Au cours de cette tribune, l’intervenante a souligné que la Côte d’Ivoire a enregistré des avancées significatives en matière de promotion des droits des femmes, notamment grâce au cadre juridique et institutionnel mis en place.
« En ce qui concerne les droits des femmes en Côte d’Ivoire, il y a des avancées. D’abord au niveau de notre Constitution qui consacre clairement l’égalité entre les hommes et les femmes, ainsi que l’accès aux ressources et aux opportunités », a expliqué Mme Binate.
Elle a également rappelé que le pays a ratifié plusieurs instruments juridiques internationaux en faveur des droits des femmes, dont Protocole de Maputo et la Résolution 1325 du Conseil de sécurité des Nations unies sur les femmes, la paix et la sécurité. Selon elle, ces engagements contribuent à renforcer les mécanismes nationaux de promotion de l’égalité de genre.
Sur le plan politique, l’intervenante a relevé une présence croissante des femmes dans les instances de décision. « Aujourd’hui, nous avons des femmes dans toutes les assemblées élues : à l’Assemblée nationale, au Sénat, dans les mairies et les conseils régionaux. Nous avons également des femmes au sein du gouvernement occupant des postes ministériels importants », a-t-elle indiqué.
Des progrès ont également été enregistrés dans le domaine économique. À ce sujet, Mme Binate a cité le Fonds d’Appui aux Femmes de Côte d’Ivoire, initié par la Première dame, qui a permis selon elle à plus de 400 000 femmes de bénéficier d’un accompagnement financier estimé à 25 milliards de francs CFA pour développer des activités génératrices de revenus.
Elle a aussi évoqué le Fonds Femmes et Développement du ministère de la Femme, destiné à soutenir l’autonomisation économique des femmes et à les accompagner dans la formalisation de leurs activités, notamment celles exercées dans le secteur informel.
La question des violences basées sur le genre a également été abordée. L’intervenante a indiqué que la Côte d’Ivoire s’est dotée d’un programme national de lutte contre ce phénomène afin d’assurer une prise en charge globale des survivantes.

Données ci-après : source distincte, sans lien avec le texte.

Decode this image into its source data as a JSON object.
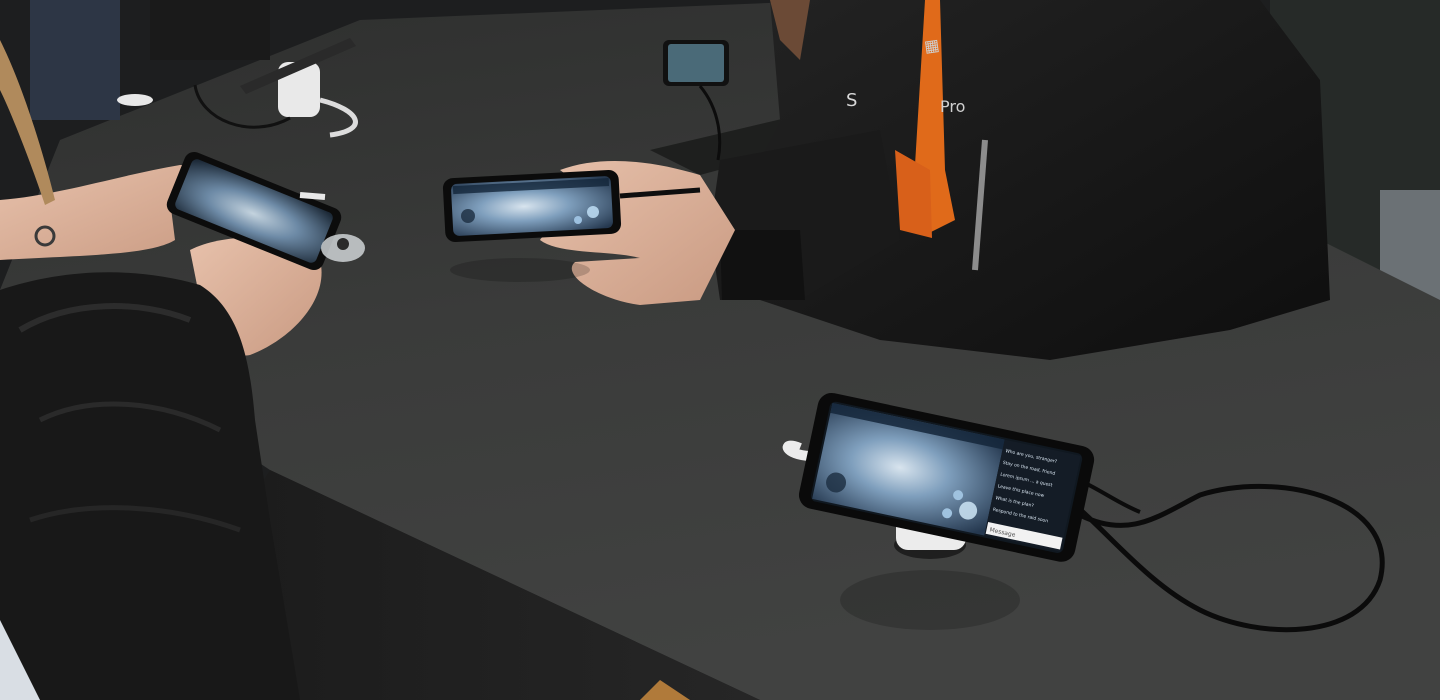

Dans le domaine de l’éducation, Mme Binate a souligné l’impact des politiques publiques visant à favoriser la scolarisation des filles. « La loi sur l’école obligatoire prévoit que tout enfant âgé de 6 à 7 ans doit être scolarisé. Des mesures d’accompagnement, comme les cantines scolaires, ont permis d’encourager autant les filles que les garçons à aller à l’école », a-t-elle expliqué.
Elle a également rappelé que les jeunes filles enceintes en cours d’année scolaire ne sont plus systématiquement exclues du système éducatif, une mesure visant à limiter l’abandon scolaire des adolescentes.
Toutefois, malgré ces progrès, la conseillère technique reconnaît que certains défis subsistent, notamment en matière d’accès effectif à la justice pour les femmes. « Juridiquement, l’homme et la femme sont égaux devant la loi. Mais dans la pratique, la question de l’accès à la justice se pose, notamment en raison de l’éloignement des tribunaux ou du coût des procédures », a-t-elle souligné.
La protection des filles contre les mariages précoces figure également parmi les priorités. « En Côte d’Ivoire, la loi est claire : aucun mariage ne peut être célébré avant l’âge de 18 ans, que ce soit pour la fille ou pour le garçon », a-t-elle rappelé.
Pour Mme Binate, les progrès réalisés doivent être consolidés afin d’atteindre une représentation équilibrée entre hommes et femmes dans tous les secteurs. « L’objectif, c’est d’arriver à terme à une participation de 50 % de femmes et 50 % d’hommes dans tous les domaines d’activité », a-t-elle conclu.